Contact: Mark Fontecchio
Active Power, which produces flywheel-based uninterruptible power systems (UPS) for datacenters, is seeking a buyer. In conjunction with a dismal Q2 earnings release, Active Power announced that its board is reviewing “strategic and financial alternatives” that could include new investors, pivoting to a different business or selling the company. However, based on its own financial performance as well as previous transactions in this niche market, any deal would be a tough sell for Active Power. It currently sports a market cap of just $9.5m, having lost about two-thirds of its value so far this year.
The stock’s slump has mirrored the company’s declining financial performance. In the first half of 2016, Active Power’s revenue has plummeted 45% year over year to just $16.4m. More alarmingly, losses more than tripled to $5.7m, leaving it with only about half as much cash as it had two years ago. While large orders for backup power systems can significantly affect short-term results, the company’s financial performance over the past year shows uninterrupted red ink and a dipping top line.
Active Power says deferred deliveries and delayed orders were cause for the decline. This is just the latest indication that flywheel-based UPS are not yet widely accepted. Despite their smaller footprint and longer lifetime, there is a combination of resistance to change in the datacenter industry, a fear of shorter ride-through times compared with batteries, lower availability in the channel, and the fact that financial prudence is still rather new to datacenter operations. Further, the smaller flywheel-based UPS vendors have been at a competitive disadvantage as they have gone against giant battery UPS sellers such as Schneider Electric and Emerson Network Power.
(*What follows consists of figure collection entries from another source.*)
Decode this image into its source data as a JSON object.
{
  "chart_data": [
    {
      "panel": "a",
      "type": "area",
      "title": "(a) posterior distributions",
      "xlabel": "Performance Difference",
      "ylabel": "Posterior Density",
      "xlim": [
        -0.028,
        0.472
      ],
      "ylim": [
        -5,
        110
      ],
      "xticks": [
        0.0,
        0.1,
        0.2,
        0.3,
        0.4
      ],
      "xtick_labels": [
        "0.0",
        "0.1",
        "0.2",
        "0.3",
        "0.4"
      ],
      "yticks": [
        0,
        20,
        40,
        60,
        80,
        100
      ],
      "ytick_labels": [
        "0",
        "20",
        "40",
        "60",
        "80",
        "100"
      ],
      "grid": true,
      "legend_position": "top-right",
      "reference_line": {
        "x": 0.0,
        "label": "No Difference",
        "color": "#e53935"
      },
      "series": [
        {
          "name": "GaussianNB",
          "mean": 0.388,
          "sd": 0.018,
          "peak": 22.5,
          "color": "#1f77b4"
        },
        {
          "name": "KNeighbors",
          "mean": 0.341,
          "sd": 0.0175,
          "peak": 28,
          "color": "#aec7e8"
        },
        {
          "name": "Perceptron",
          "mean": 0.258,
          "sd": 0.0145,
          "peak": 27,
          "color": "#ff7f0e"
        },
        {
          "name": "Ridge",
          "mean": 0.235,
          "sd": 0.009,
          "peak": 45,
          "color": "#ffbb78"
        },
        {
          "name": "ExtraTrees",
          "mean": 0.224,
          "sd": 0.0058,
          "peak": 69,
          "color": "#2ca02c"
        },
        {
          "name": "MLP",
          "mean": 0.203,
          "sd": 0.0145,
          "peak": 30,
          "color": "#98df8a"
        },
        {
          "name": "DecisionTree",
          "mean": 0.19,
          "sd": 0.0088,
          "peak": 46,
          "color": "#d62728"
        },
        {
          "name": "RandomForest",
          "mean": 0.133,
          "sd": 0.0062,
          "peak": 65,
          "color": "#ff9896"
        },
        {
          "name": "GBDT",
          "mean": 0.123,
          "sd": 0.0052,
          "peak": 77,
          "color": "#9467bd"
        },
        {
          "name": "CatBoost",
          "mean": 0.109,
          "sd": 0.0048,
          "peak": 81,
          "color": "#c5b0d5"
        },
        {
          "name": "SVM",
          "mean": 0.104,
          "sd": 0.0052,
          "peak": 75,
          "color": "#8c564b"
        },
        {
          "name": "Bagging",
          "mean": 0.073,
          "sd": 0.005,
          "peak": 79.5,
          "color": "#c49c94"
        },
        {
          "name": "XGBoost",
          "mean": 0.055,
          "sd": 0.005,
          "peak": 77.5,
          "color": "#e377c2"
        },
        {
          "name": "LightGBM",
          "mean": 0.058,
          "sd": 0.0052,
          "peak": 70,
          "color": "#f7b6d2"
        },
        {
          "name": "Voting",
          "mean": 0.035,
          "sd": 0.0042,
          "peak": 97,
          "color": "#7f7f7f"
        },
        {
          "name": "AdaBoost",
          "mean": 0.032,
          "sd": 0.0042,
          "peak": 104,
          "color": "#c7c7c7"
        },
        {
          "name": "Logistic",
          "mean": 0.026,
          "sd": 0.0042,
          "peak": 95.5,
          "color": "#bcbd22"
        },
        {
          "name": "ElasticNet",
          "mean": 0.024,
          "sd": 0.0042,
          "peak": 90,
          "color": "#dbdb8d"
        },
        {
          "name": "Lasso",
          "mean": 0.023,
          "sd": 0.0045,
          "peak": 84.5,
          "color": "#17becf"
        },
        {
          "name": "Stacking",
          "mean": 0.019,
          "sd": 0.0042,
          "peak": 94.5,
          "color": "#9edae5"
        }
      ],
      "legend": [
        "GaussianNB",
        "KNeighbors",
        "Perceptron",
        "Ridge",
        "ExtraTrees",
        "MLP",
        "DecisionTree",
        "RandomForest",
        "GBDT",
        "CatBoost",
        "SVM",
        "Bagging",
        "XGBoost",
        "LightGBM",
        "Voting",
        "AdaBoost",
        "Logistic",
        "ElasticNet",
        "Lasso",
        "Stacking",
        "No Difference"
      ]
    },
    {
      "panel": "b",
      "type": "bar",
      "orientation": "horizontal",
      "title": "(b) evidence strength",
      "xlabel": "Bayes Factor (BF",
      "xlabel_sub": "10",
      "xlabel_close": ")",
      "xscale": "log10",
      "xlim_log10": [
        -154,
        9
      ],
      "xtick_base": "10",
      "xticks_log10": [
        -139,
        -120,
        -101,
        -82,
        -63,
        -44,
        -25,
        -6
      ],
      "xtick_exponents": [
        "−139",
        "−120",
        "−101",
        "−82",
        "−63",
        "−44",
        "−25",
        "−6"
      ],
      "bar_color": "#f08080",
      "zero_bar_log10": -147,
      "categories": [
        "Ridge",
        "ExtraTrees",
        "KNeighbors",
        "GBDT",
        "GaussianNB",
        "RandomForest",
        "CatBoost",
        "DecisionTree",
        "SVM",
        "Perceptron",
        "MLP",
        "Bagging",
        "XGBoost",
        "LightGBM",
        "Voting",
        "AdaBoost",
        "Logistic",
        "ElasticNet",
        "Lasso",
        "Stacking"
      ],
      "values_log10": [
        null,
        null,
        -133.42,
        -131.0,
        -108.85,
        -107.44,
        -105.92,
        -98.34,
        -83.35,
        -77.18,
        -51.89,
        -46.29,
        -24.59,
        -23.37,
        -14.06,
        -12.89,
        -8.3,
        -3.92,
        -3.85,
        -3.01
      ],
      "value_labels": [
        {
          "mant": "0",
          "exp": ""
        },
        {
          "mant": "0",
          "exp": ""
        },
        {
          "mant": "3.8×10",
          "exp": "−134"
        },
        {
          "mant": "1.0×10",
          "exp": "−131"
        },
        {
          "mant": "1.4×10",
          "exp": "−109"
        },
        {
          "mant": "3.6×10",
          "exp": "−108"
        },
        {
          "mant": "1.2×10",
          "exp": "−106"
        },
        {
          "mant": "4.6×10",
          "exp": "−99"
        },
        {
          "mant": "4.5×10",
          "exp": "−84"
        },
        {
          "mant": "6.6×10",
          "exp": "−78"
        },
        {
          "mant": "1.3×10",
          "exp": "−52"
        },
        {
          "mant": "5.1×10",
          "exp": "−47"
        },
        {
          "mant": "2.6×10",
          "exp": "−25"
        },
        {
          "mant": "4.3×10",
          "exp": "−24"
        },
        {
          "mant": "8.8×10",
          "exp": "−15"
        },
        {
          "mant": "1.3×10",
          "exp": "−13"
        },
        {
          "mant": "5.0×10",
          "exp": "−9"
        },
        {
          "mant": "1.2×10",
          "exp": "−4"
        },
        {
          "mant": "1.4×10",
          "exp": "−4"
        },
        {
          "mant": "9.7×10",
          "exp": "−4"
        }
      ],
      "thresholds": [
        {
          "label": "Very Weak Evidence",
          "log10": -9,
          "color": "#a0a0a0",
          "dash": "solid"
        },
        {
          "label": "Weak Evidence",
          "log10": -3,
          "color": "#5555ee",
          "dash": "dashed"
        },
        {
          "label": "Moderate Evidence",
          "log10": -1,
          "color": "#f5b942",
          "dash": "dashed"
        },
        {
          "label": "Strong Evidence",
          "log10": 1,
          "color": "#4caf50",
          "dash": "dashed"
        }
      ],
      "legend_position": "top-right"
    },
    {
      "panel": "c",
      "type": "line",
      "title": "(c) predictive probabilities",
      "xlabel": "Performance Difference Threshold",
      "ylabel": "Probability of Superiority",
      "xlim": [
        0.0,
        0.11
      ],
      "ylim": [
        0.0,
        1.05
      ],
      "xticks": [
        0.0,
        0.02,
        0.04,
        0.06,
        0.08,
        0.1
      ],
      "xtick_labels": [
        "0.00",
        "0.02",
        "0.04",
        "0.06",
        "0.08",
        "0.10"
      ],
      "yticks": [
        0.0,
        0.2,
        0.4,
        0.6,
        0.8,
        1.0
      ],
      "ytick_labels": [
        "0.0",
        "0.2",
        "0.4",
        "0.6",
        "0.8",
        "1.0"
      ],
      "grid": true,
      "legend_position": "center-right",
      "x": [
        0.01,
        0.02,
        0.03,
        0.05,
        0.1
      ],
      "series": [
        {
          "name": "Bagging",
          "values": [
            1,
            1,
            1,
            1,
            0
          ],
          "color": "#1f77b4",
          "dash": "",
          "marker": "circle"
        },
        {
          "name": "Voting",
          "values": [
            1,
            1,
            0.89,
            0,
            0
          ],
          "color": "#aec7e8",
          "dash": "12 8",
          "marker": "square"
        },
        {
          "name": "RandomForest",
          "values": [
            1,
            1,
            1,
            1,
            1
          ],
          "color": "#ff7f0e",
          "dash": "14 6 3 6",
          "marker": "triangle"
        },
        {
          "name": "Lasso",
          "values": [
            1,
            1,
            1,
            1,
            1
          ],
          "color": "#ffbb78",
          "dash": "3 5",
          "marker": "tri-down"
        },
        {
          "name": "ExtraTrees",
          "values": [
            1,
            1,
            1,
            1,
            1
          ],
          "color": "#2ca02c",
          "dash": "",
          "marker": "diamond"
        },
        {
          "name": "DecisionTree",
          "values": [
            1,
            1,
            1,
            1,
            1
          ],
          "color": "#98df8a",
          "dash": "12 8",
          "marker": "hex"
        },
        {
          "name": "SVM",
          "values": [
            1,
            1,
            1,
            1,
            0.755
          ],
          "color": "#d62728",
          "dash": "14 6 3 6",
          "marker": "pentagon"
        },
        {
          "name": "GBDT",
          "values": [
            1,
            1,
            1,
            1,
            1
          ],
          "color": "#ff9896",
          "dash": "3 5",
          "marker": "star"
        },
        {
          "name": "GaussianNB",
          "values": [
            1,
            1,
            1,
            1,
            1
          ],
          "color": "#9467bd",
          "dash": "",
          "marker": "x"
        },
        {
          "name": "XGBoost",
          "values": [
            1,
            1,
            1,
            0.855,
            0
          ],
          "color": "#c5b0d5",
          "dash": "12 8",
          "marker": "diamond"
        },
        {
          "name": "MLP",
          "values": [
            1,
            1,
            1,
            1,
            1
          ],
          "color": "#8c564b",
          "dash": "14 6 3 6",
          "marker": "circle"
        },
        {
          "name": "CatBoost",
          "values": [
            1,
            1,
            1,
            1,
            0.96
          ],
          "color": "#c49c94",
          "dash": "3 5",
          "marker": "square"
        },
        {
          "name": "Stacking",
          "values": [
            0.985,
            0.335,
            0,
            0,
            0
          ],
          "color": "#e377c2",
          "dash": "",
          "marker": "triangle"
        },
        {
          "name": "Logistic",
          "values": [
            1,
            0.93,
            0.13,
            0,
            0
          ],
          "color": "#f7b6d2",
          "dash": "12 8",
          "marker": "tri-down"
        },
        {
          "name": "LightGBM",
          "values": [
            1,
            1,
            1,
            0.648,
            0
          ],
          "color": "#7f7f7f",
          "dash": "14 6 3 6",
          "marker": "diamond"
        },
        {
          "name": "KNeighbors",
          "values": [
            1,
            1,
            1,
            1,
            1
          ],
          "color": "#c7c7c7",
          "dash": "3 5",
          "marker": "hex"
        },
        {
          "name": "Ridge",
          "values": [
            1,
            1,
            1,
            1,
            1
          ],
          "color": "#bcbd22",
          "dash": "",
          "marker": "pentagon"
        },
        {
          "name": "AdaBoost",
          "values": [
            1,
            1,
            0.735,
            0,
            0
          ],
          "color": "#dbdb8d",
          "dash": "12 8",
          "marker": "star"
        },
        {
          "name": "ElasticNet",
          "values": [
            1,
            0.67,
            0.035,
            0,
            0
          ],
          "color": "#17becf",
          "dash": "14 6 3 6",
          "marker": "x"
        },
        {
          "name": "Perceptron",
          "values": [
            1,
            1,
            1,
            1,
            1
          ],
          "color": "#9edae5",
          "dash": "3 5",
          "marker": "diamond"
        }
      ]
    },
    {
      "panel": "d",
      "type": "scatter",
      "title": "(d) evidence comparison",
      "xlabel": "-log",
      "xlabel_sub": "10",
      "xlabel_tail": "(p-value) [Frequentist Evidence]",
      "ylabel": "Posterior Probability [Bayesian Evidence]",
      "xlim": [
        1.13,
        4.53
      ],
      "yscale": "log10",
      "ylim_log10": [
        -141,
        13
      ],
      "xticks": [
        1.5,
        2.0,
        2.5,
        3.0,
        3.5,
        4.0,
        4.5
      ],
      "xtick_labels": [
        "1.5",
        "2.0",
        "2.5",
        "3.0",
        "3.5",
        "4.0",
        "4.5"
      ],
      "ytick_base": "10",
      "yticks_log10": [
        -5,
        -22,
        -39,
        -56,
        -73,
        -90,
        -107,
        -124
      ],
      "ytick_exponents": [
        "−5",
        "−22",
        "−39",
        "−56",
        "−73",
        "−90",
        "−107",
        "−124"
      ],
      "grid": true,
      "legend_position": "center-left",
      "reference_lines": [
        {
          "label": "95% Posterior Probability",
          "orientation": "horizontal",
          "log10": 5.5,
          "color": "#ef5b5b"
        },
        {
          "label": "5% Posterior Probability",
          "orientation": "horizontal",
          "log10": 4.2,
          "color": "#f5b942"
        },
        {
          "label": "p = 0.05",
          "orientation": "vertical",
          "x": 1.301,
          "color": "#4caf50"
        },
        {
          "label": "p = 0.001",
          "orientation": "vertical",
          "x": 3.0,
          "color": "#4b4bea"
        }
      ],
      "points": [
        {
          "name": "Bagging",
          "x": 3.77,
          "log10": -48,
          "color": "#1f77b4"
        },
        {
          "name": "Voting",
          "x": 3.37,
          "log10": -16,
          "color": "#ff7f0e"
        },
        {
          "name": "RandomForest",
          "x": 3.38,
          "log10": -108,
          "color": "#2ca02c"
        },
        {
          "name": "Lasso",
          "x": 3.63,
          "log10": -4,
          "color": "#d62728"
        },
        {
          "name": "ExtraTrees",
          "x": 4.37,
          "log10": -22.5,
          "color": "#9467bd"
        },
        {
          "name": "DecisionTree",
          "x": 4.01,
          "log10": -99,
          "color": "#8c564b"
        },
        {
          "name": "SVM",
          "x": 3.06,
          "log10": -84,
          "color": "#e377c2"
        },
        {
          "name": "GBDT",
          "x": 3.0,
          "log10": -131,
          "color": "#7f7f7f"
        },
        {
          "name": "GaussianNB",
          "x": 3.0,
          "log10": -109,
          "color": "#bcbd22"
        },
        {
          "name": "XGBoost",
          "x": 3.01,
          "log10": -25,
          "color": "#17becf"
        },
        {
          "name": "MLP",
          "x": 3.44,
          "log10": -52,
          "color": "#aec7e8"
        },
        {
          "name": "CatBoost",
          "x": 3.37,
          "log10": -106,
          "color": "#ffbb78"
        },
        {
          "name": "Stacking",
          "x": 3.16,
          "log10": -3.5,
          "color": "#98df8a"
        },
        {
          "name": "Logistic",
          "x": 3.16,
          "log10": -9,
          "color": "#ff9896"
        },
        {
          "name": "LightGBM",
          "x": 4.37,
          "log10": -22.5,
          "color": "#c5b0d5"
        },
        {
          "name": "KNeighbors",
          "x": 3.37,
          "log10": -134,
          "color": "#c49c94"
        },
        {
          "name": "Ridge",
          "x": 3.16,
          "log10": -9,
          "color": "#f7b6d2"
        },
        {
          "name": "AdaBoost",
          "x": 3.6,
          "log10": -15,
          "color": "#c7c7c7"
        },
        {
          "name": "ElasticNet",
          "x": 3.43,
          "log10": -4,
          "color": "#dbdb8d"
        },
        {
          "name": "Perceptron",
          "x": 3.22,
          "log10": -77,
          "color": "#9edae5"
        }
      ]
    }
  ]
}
The difficulties around selling flywheel UPS have already pushed two small companies into what appear to be distressed deals. Pentadyne’s disintegrating sales led the company to divest its manufacturing business in 2010 to Phillips Service Industries, a government contractor that was one of its customers. It was rebranded and now sells as POWERTHRU. Meanwhile, in 2014 Vycon sold to and is now a subsidiary of Calnetix, which makes generators and other power systems in and out of the datacenter.
As for who might acquire Active Power, we struggle to come up with many buyers. Private equity firms might view the company’s offering as ‘tried and failed’ and it could also be suffering from pitch fatigue as it’s been in the market for about 20 years without a breakthrough. Major industry players such as Schneider Electric’s IT division, Emerson Network Power and Eaton might have even less appetite, as Active Power’s flywheel competes head-on with battery UPS. We see two potential avenues for Active Power to pursue beyond datacenters: generator manufacturers and vendors with a focus on micro-grids.